LONDON – Dua orang personel Pasukan Khusus yang dicurigai membocorkan rincian operasi rahasia yang amat sensitif ditangkap berdasarkan UU Kerahasiaan. Penangkapan yang dilakukan tiba-tiba tersebut dilakukan saat para anggota SAS dan SBS dikerahkan ke Libya guna mempersiapkan serangan udara dan membantu pasukan pemberontak serta mengidentifikasi para pekerja minyak asal Inggris untuk diselamatkan, demikian diwartakan Daily Mail.

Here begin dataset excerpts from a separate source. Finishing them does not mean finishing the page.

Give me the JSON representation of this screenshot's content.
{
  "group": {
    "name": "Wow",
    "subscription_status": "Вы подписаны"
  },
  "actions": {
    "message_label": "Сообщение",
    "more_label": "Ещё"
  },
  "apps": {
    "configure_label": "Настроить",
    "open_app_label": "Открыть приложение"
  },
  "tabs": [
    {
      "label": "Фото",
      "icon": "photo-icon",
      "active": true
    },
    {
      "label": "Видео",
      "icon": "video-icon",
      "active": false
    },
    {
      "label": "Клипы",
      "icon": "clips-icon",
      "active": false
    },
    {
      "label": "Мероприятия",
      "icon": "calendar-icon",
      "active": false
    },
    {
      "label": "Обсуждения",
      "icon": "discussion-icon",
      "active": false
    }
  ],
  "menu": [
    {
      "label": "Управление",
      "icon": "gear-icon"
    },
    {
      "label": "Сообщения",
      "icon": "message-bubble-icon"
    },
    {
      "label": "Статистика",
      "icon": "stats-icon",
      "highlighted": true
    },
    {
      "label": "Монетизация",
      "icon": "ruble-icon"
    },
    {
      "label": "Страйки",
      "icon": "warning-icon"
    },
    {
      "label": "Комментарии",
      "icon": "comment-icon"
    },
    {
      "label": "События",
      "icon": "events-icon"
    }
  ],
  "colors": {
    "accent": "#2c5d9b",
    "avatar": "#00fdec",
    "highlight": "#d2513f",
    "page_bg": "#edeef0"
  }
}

Masih belum jelas apa yang dibocorkan dua orang tersebut, namun
diduga kuat hal itu ada hubungannya dengan upaya membocorkan rahasia itu
kepada media besar.
Penyelidikan tersebut utamanya difokuskan pada informasi terkait
perang di Afghanistan menghadapi Taliban dan Al Qaeda. Tapi,
penyelidikan tersebut juga menelusuri informasi rahasia yang bisa
diakses kedua orang tersebut mengenai Libya dan di negara-negara lain
yang menjadi basis operasi Pasukan Khusus.
Misalnya, sensitivitas kasus saat Kantor Kabinet, Kementerian Pertahanan, dan Kementerian Dalam Negeri secara reguler mendapat briefing megenai perkembangan yang telah dicapai oleh para petugas antiterorisme.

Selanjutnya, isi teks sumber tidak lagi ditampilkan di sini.